Lengthy sequences of lecture content, research lab work, or administrative meetings are interspersed with lingering shots of students relaxing on the lawn, campus security doing their rounds, janitorial or grounds staff at work. Wiseman and co make effective use of sound, quite often carrying diegetic sound from one scene over into the next helping tie together what could feel like a piecemeal affair into a cohesive whole. Wiseman’s brand of patient observation has a storytelling logic all its own.

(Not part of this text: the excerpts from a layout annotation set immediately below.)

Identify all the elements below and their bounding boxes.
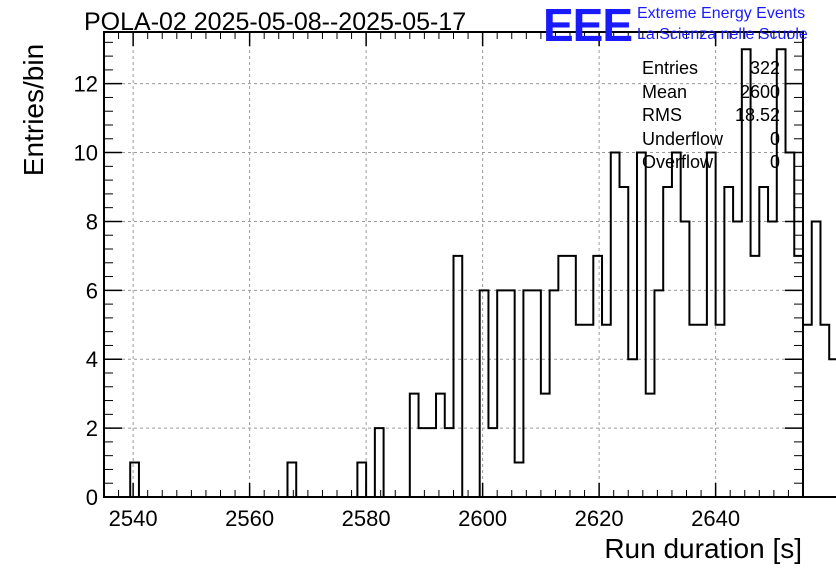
y-tick-label: 12 bbox=[74, 72, 98, 97]
stats-value: 0 bbox=[769, 128, 780, 149]
y-axis-label: Entries/bin bbox=[18, 43, 49, 177]
histogram-bin bbox=[576, 325, 585, 497]
x-tick-label: 2560 bbox=[225, 506, 274, 531]
stats-value: 322 bbox=[749, 58, 780, 78]
histogram-bin bbox=[445, 428, 454, 497]
histogram-bin bbox=[829, 359, 836, 497]
logo-line-2: La Scienza nelle Scuole bbox=[637, 26, 808, 43]
histogram-bin bbox=[716, 325, 725, 497]
y-tick-label: 2 bbox=[86, 416, 98, 441]
stats-row-overflow: Overflow 0 bbox=[642, 151, 780, 175]
histogram-bin bbox=[410, 394, 419, 497]
histogram-bin bbox=[602, 325, 611, 497]
y-tick-label: 8 bbox=[86, 209, 98, 234]
y-tick-label: 0 bbox=[86, 485, 98, 510]
histogram-bin bbox=[812, 221, 821, 497]
histogram-bin bbox=[480, 290, 489, 497]
stats-value: 0 bbox=[769, 152, 780, 172]
chart-title: POLA-02 2025-05-08--2025-05-17 bbox=[84, 8, 467, 36]
x-axis-ticks: 2540 2560 2580 2600 2620 2640 bbox=[103, 32, 804, 531]
histogram-bin bbox=[689, 325, 698, 497]
histogram-bin bbox=[803, 325, 812, 497]
x-axis-label: Run duration [s] bbox=[604, 533, 802, 564]
stats-row-entries: Entries 322 bbox=[642, 57, 780, 81]
histogram-bin bbox=[646, 394, 655, 497]
stats-row-rms: RMS 18.52 bbox=[642, 104, 780, 128]
histogram-bin bbox=[593, 256, 602, 497]
histogram-bin bbox=[733, 221, 742, 497]
histogram-bin bbox=[628, 359, 637, 497]
histogram-bin bbox=[558, 256, 567, 497]
histogram-bin bbox=[357, 463, 366, 497]
histogram-bin bbox=[654, 290, 663, 497]
histogram-bin bbox=[523, 290, 532, 497]
histogram-bin bbox=[637, 153, 646, 497]
histogram-bin bbox=[436, 394, 445, 497]
histogram-bin bbox=[663, 187, 672, 497]
histogram-bin bbox=[759, 187, 768, 497]
histogram-bin bbox=[515, 463, 524, 497]
histogram-bin bbox=[794, 256, 803, 497]
stats-label: Underflow bbox=[642, 128, 724, 149]
histogram-bin bbox=[541, 394, 550, 497]
logo-caption: Extreme Energy Events La Scienza nelle S… bbox=[637, 3, 808, 45]
y-axis-ticks: 0 2 4 6 8 10 12 bbox=[74, 41, 803, 510]
histogram-bin bbox=[497, 290, 506, 497]
stats-label: Overflow bbox=[642, 152, 714, 172]
x-tick-label: 2600 bbox=[458, 506, 507, 531]
histogram-bin bbox=[751, 256, 760, 497]
histogram-bin bbox=[567, 256, 576, 497]
histogram-bin bbox=[768, 221, 777, 497]
histogram-bin bbox=[375, 428, 384, 497]
histogram-bin bbox=[672, 153, 681, 497]
histogram-bin bbox=[611, 153, 620, 497]
histogram-bin bbox=[427, 428, 436, 497]
histogram-bin bbox=[287, 463, 296, 497]
histogram-bin bbox=[454, 256, 463, 497]
histogram-bin bbox=[585, 325, 594, 497]
histogram-bin bbox=[506, 290, 515, 497]
histogram-bin bbox=[550, 290, 559, 497]
stats-label: RMS bbox=[642, 105, 682, 125]
eee-logo: EEE bbox=[543, 0, 633, 51]
histogram-bin bbox=[698, 325, 707, 497]
y-tick-label: 10 bbox=[74, 141, 98, 166]
y-tick-label: 6 bbox=[86, 278, 98, 303]
logo-line-1: Extreme Energy Events bbox=[637, 5, 806, 22]
stats-label: Mean bbox=[642, 81, 688, 102]
histogram-bin bbox=[707, 153, 716, 497]
stats-value: 18.52 bbox=[734, 105, 780, 125]
stats-row-mean: Mean 2600 bbox=[642, 81, 780, 105]
stats-box: Entries 322 Mean 2600 RMS 18.52 Underflow 0 … bbox=[642, 57, 780, 175]
stats-value: 2600 bbox=[739, 81, 780, 102]
histogram-bin bbox=[488, 428, 497, 497]
x-tick-label: 2640 bbox=[691, 506, 740, 531]
histogram-bin bbox=[130, 463, 139, 497]
stats-label: Entries bbox=[642, 58, 699, 78]
histogram-bin bbox=[724, 187, 733, 497]
histogram-bin bbox=[620, 187, 629, 497]
x-tick-label: 2620 bbox=[575, 506, 624, 531]
histogram-bin bbox=[820, 325, 829, 497]
y-tick-label: 4 bbox=[86, 347, 98, 372]
histogram-bin bbox=[532, 290, 541, 497]
x-tick-label: 2540 bbox=[109, 506, 158, 531]
stats-row-underflow: Underflow 0 bbox=[642, 128, 780, 152]
histogram-bin bbox=[419, 428, 428, 497]
histogram-bin bbox=[681, 221, 690, 497]
x-tick-label: 2580 bbox=[342, 506, 391, 531]
histogram-bin bbox=[786, 153, 795, 497]
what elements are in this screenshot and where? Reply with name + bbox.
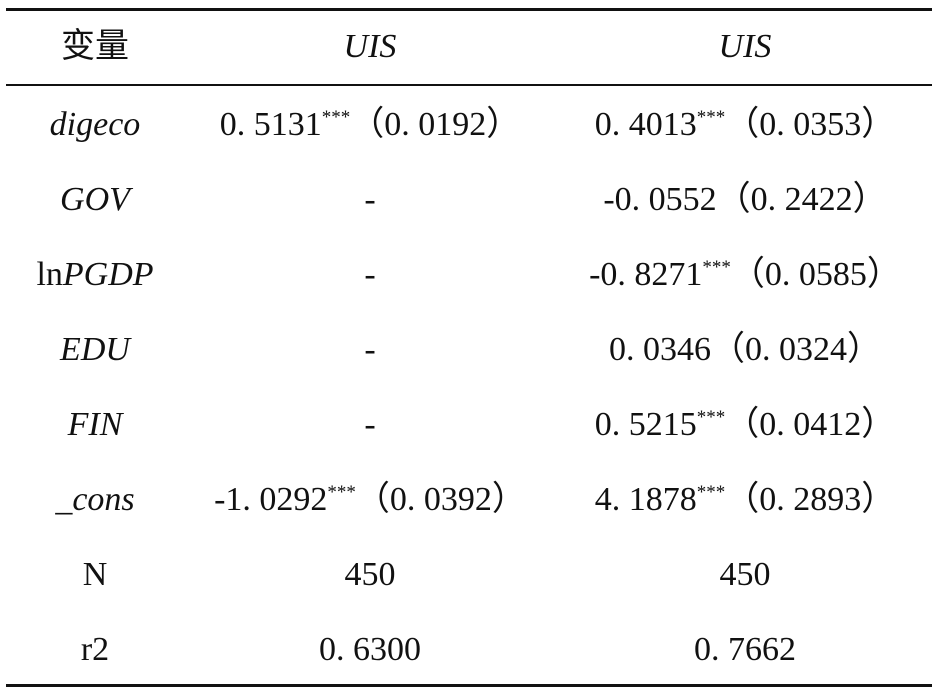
value-cell: - (190, 163, 550, 237)
coefficient: - (364, 331, 376, 368)
header-cell: 变量 (61, 28, 129, 65)
value-cell: -0. 8271***（0. 0585） (550, 238, 938, 312)
row-label: lnPGDP (0, 238, 190, 312)
significance-stars: *** (696, 407, 726, 428)
coefficient: 0. 7662 (694, 631, 796, 668)
coefficient: 450 (344, 556, 396, 593)
coefficient: - (364, 406, 376, 443)
value-cell: -1. 0292***（0. 0392） (190, 463, 550, 537)
coefficient: - (364, 181, 376, 218)
label-text: _cons (55, 481, 135, 518)
standard-error: （0. 0324） (711, 331, 881, 368)
value-cell: 0. 5131***（0. 0192） (190, 88, 550, 162)
top-rule (6, 8, 932, 11)
coefficient: 0. 6300 (319, 631, 421, 668)
coefficient: 4. 1878 (594, 481, 697, 518)
row-label: EDU (0, 313, 190, 387)
coefficient: -0. 0552 (603, 181, 717, 218)
value-cell: 0. 0346（0. 0324） (550, 313, 938, 387)
header-rule (6, 84, 932, 86)
value-cell: - (190, 238, 550, 312)
label-text: GOV (60, 181, 130, 218)
coefficient: 0. 4013 (594, 106, 697, 143)
value-cell: 0. 7662 (550, 613, 938, 687)
row-label: _cons (0, 463, 190, 537)
label-text: digeco (49, 106, 141, 143)
significance-stars: *** (702, 257, 731, 278)
significance-stars: *** (327, 482, 356, 503)
significance-stars: *** (321, 107, 351, 128)
row-label: FIN (0, 388, 190, 462)
coefficient: -1. 0292 (214, 481, 328, 518)
value-cell: 450 (550, 538, 938, 612)
value-cell: - (190, 388, 550, 462)
value-cell: - (190, 313, 550, 387)
value-cell: 4. 1878***（0. 2893） (550, 463, 938, 537)
label-text: N (82, 556, 108, 593)
coefficient: -0. 8271 (589, 256, 703, 293)
coefficient: - (364, 256, 376, 293)
value-cell: 0. 5215***（0. 0412） (550, 388, 938, 462)
bottom-rule (6, 684, 932, 687)
label-prefix: ln (36, 256, 63, 293)
standard-error: （0. 0353） (725, 106, 896, 143)
coefficient: 0. 5215 (594, 406, 697, 443)
row-label: r2 (0, 613, 190, 687)
coefficient: 450 (719, 556, 771, 593)
label-text: EDU (60, 331, 130, 368)
value-cell: 0. 4013***（0. 0353） (550, 88, 938, 162)
standard-error: （0. 2893） (725, 481, 896, 518)
label-text: PGDP (62, 256, 154, 293)
row-label: GOV (0, 163, 190, 237)
value-cell: -0. 0552（0. 2422） (550, 163, 938, 237)
label-text: FIN (67, 406, 123, 443)
header-cell: UIS (343, 28, 397, 65)
significance-stars: *** (696, 482, 726, 503)
row-label: N (0, 538, 190, 612)
standard-error: （0. 0192） (350, 106, 521, 143)
standard-error: （0. 0412） (725, 406, 896, 443)
coefficient: 0. 0346 (609, 331, 711, 368)
row-label: digeco (0, 88, 190, 162)
coefficient: 0. 5131 (219, 106, 322, 143)
standard-error: （0. 2422） (716, 181, 887, 218)
standard-error: （0. 0392） (355, 481, 526, 518)
significance-stars: *** (696, 107, 726, 128)
label-text: r2 (80, 631, 110, 668)
header-cell: UIS (718, 28, 772, 65)
standard-error: （0. 0585） (730, 256, 901, 293)
value-cell: 0. 6300 (190, 613, 550, 687)
value-cell: 450 (190, 538, 550, 612)
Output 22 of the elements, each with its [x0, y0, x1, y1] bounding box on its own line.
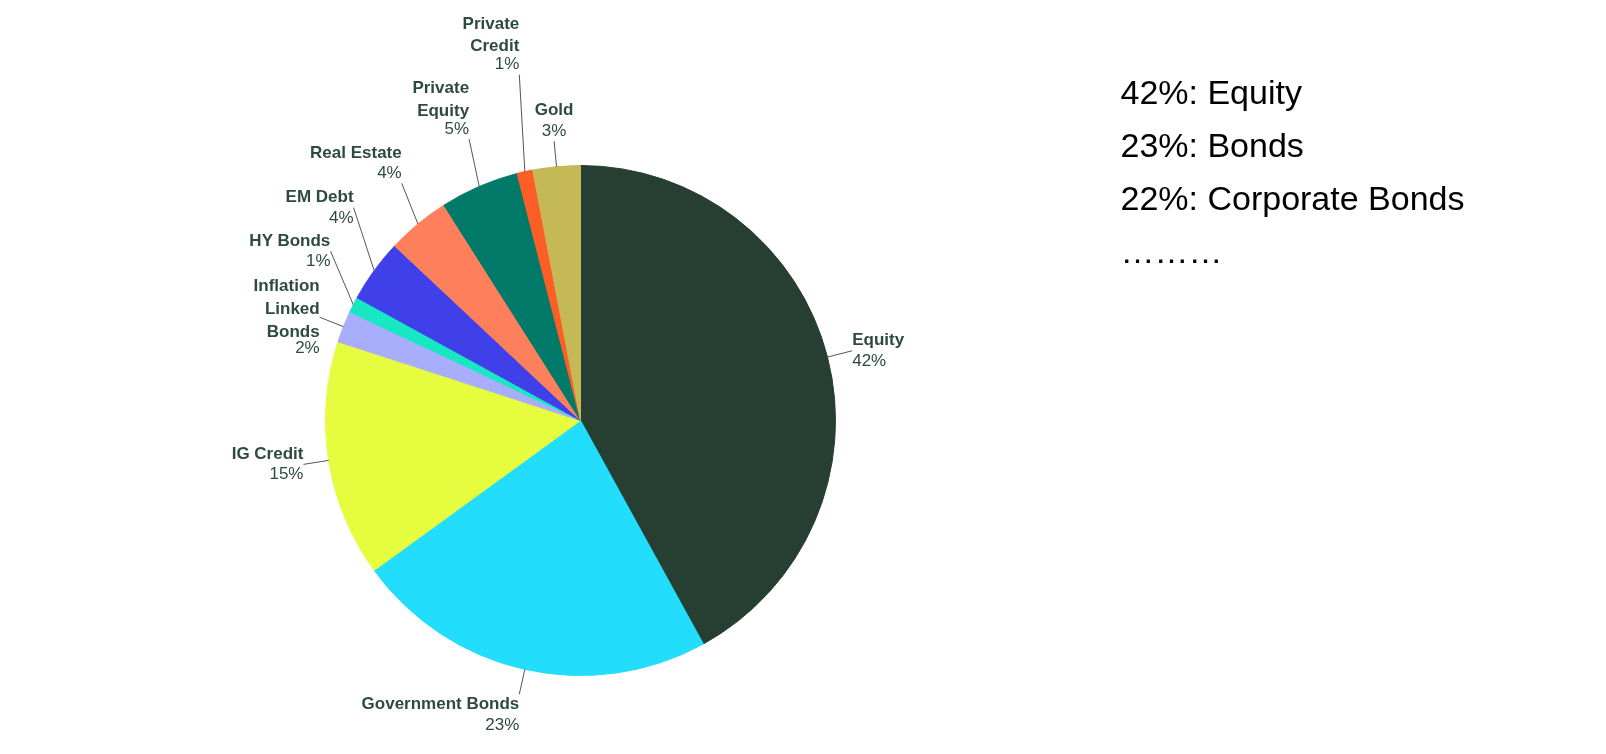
data-label: 4% [329, 207, 354, 227]
slice-label: Private Equity [412, 77, 470, 120]
data-label: 3% [541, 120, 567, 140]
slice-label: HY Bonds [249, 230, 331, 250]
data-label: 15% [269, 464, 304, 484]
slice-label: Equity [852, 330, 905, 350]
slice-label: Gold [534, 100, 574, 120]
data-label: 42% [852, 350, 887, 370]
data-label: 4% [377, 162, 402, 182]
data-label: 1% [494, 54, 520, 74]
data-label: 23% [485, 714, 520, 734]
slice-label: Real Estate [310, 142, 402, 162]
data-label: 1% [306, 251, 331, 271]
slice-label: Private Credit [462, 13, 520, 56]
data-label: 5% [444, 118, 470, 138]
text: ……… [1120, 231, 1223, 270]
slice-label: EM Debt [285, 187, 354, 207]
text: 42%: Equity [1120, 72, 1302, 111]
slice-label: Government Bonds [361, 694, 520, 714]
slice-label: IG Credit [231, 443, 304, 463]
text: 23%: Bonds [1120, 125, 1304, 164]
text: 22%: Corporate Bonds [1120, 178, 1465, 217]
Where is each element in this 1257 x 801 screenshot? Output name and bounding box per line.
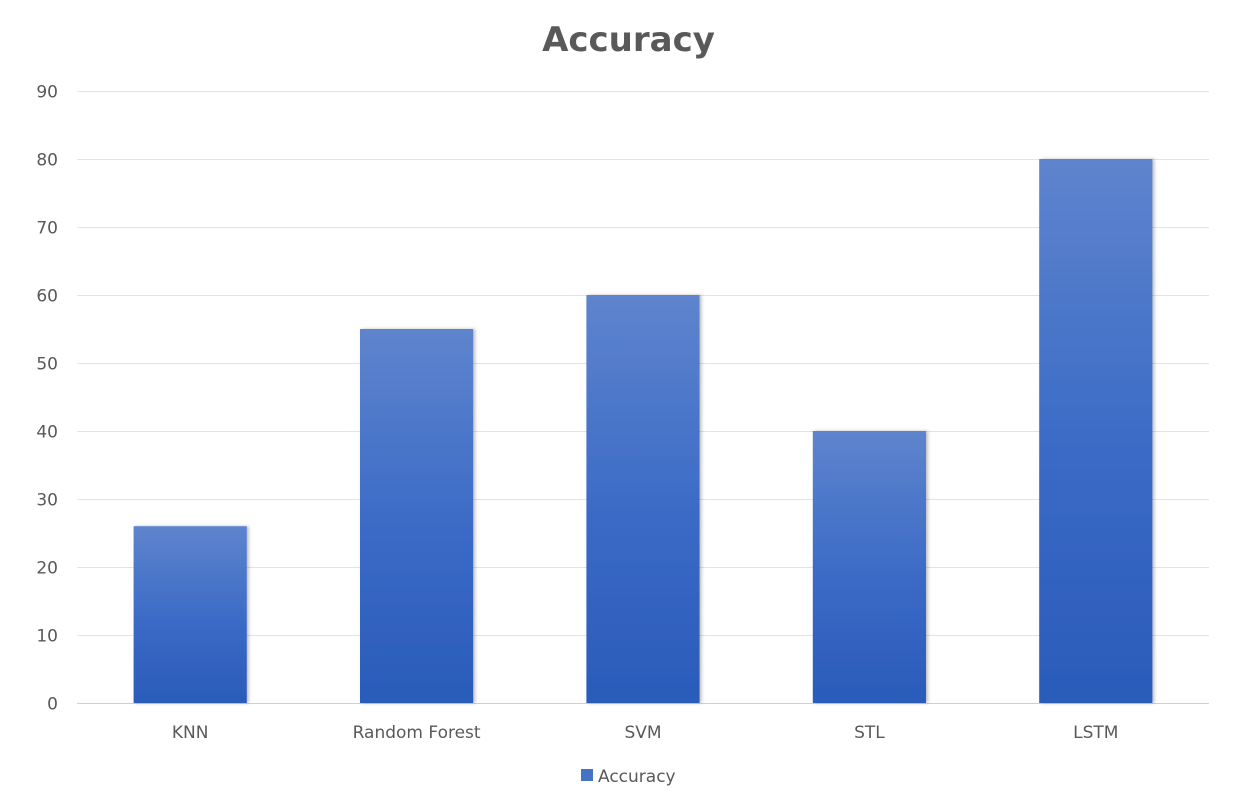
y-tick-label: 80 — [36, 151, 58, 171]
y-tick-label: 0 — [47, 695, 58, 715]
legend-swatch — [581, 769, 593, 781]
y-tick-label: 10 — [36, 627, 58, 647]
legend: Accuracy — [581, 767, 676, 787]
bar — [133, 526, 247, 703]
legend-label: Accuracy — [598, 767, 676, 787]
chart-title: Accuracy — [542, 20, 715, 60]
y-tick-label: 30 — [36, 491, 58, 511]
x-tick-label: SVM — [624, 723, 661, 743]
bars — [133, 159, 1153, 703]
y-axis-ticks: 0 10 20 30 40 50 60 70 80 90 — [36, 83, 58, 715]
x-tick-label: LSTM — [1073, 723, 1118, 743]
bar — [1039, 159, 1153, 703]
y-tick-label: 50 — [36, 355, 58, 375]
y-tick-label: 20 — [36, 559, 58, 579]
y-tick-label: 90 — [36, 83, 58, 103]
bar — [360, 329, 474, 703]
x-tick-label: KNN — [172, 723, 209, 743]
x-tick-label: STL — [854, 723, 885, 743]
bar — [812, 431, 926, 703]
x-axis-ticks: KNN Random Forest SVM STL LSTM — [172, 723, 1119, 743]
y-tick-label: 60 — [36, 287, 58, 307]
bar — [586, 295, 700, 703]
y-tick-label: 40 — [36, 423, 58, 443]
x-tick-label: Random Forest — [353, 723, 481, 743]
y-tick-label: 70 — [36, 219, 58, 239]
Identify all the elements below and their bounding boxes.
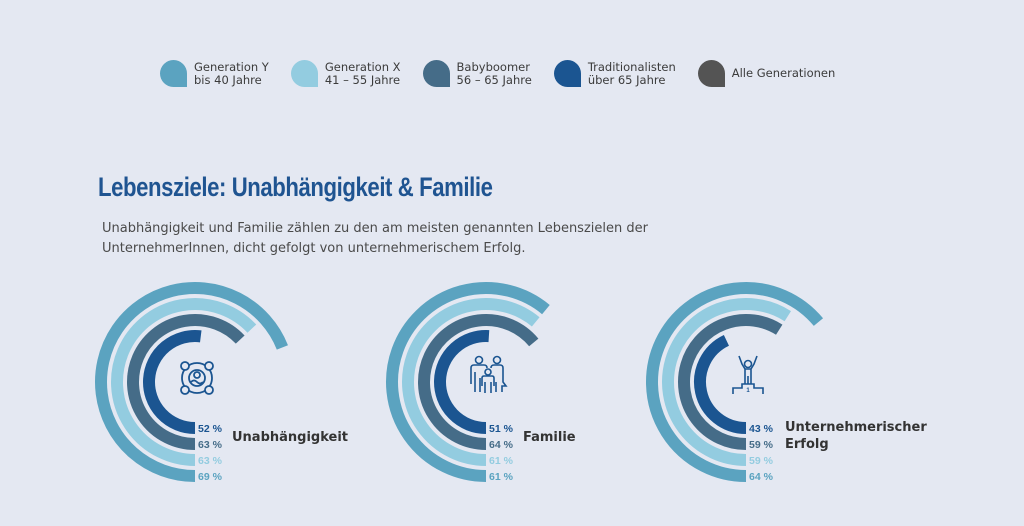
pct-label: 59 % xyxy=(749,439,774,451)
legend-item-boomer: Babyboomer 56 – 65 Jahre xyxy=(422,59,532,87)
pct-label: 43 % xyxy=(749,423,774,435)
arc-bar-traditionalisten xyxy=(434,330,490,434)
arc-bar-babyboomer xyxy=(418,314,539,450)
page-title: Lebensziele: Unabhängigkeit & Familie xyxy=(98,172,493,202)
arc-bar-traditionalisten xyxy=(694,334,747,434)
pct-label: 63 % xyxy=(198,455,223,467)
podium-winner-icon xyxy=(732,355,764,395)
legend-label: Babyboomer 56 – 65 Jahre xyxy=(456,59,532,87)
arc-bar-generation-y xyxy=(386,282,550,482)
pct-label: 69 % xyxy=(198,471,223,483)
category-label: Familie xyxy=(523,430,576,445)
pct-label: 59 % xyxy=(749,455,774,467)
arc-bar-generation-y xyxy=(646,282,824,482)
legend-item-all: Alle Generationen xyxy=(697,60,836,87)
arc-bar-babyboomer xyxy=(678,314,783,450)
legend-item-trad: Traditionalisten über 65 Jahre xyxy=(553,59,676,87)
legend-label: Generation X 41 – 55 Jahre xyxy=(324,59,401,87)
legend-item-gen_x: Generation X 41 – 55 Jahre xyxy=(290,59,401,87)
radial-chart-unternehmerischer-erfolg: 43 % 59 % 59 % 64 % Unternehmerischer Erfolg xyxy=(646,282,927,483)
arc-bar-generation-x xyxy=(662,298,791,466)
arc-bar-traditionalisten xyxy=(143,330,202,434)
pct-label: 52 % xyxy=(198,423,223,435)
pct-label: 61 % xyxy=(489,455,514,467)
family-icon xyxy=(470,355,507,394)
legend-swatch xyxy=(422,60,450,87)
legend-swatch xyxy=(697,60,725,87)
category-label: Unabhängigkeit xyxy=(232,430,348,445)
legend-label: Generation Y bis 40 Jahre xyxy=(194,59,269,87)
pct-label: 64 % xyxy=(489,439,514,451)
legend: Generation Y bis 40 Jahre Generation X 41… xyxy=(160,60,835,87)
pct-label: 64 % xyxy=(749,471,774,483)
independence-icon xyxy=(180,361,214,395)
legend-item-gen_y: Generation Y bis 40 Jahre xyxy=(160,60,269,87)
pct-label: 63 % xyxy=(198,439,223,451)
page-subtitle: Unabhängigkeit und Familie zählen zu den… xyxy=(102,221,648,256)
pct-label: 51 % xyxy=(489,423,514,435)
arc-bar-babyboomer xyxy=(127,314,245,450)
arc-bar-generation-x xyxy=(402,298,540,466)
radial-chart-familie: 51 % 64 % 61 % 61 % Familie xyxy=(386,282,576,483)
category-label: Unternehmerischer Erfolg xyxy=(785,420,927,452)
legend-label: Traditionalisten über 65 Jahre xyxy=(587,59,676,87)
radial-chart-unabhängigkeit: 52 % 63 % 63 % 69 % Unabhängigkeit xyxy=(95,282,348,483)
pct-label: 61 % xyxy=(489,471,514,483)
legend-swatch xyxy=(160,60,187,87)
legend-label: Alle Generationen xyxy=(731,66,836,80)
legend-swatch xyxy=(290,60,318,87)
arc-bar-generation-x xyxy=(111,298,257,466)
legend-swatch xyxy=(553,60,581,87)
arc-bar-generation-y xyxy=(95,282,288,482)
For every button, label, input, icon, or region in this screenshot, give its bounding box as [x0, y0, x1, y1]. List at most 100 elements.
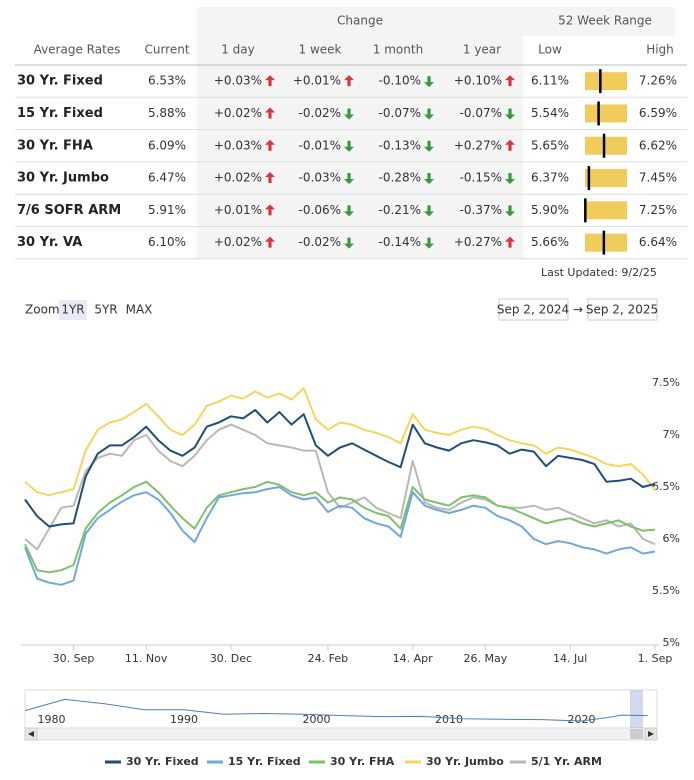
current-rate: 6.47%: [148, 171, 186, 185]
current-rate: 5.91%: [148, 203, 186, 217]
y-tick-label: 5.5%: [652, 584, 680, 597]
arrow-up: [265, 107, 275, 119]
change-value: -0.21%: [379, 203, 421, 217]
range-bar: [585, 201, 627, 220]
legend-label[interactable]: 5/1 Yr. ARM: [531, 755, 602, 768]
zoom-selected[interactable]: [59, 300, 87, 320]
navigator-tick-label: 2000: [302, 713, 330, 726]
change-value: -0.37%: [460, 203, 502, 217]
arrow-up: [505, 236, 515, 248]
change-value: +0.10%: [454, 74, 502, 88]
date-from[interactable]: Sep 2, 2024: [497, 303, 569, 317]
scroll-thumb[interactable]: [630, 729, 643, 739]
change-value: -0.02%: [299, 235, 341, 249]
legend-label[interactable]: 30 Yr. Fixed: [126, 755, 199, 768]
change-value: -0.28%: [379, 171, 421, 185]
x-tick-label: 14. Apr: [393, 652, 433, 665]
navigator-window[interactable]: [630, 690, 643, 728]
legend-label[interactable]: 30 Yr. FHA: [330, 755, 395, 768]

Themes slowly emerge and cohere as the subjects slowly paint their own portrait—and what a fascinating picture it is. In the case of At Berkeley, although the school’s rich history of political agitation and academic notoriety is never directly addressed this history informs and colours almost all discussions and decision making that occurs. The value of public education and its funding is engaged by the institution’s administrative function, the body of protest, and in the classroom. Likewise the impact of the changing economic environment is debated on an academic level and met head-on in the realities of student hardship and the need for the university to creatively address significantly decreased budgets whilst remaining true to their core ethos of equality of access to education for all. Despite these all surrounding, ever-changing pressures the work of teaching, learning, and research continues uninterrupted with students and faculty various engaged or yawning as interest sparks or wanes. In what other work of cinema could you observe students debating changing socio-economic class structures, a veterans student group on campus ‘manoeuvres’, research testing robotics-assisted walking suits on a paraplegic subject, the work of the single remaining lawn maintenance staff member, or an astrophysicist-researcher proclaiming “Measuring dark energy is…difficult”? From where I’m sitting At Berkeley is four hours very well spent.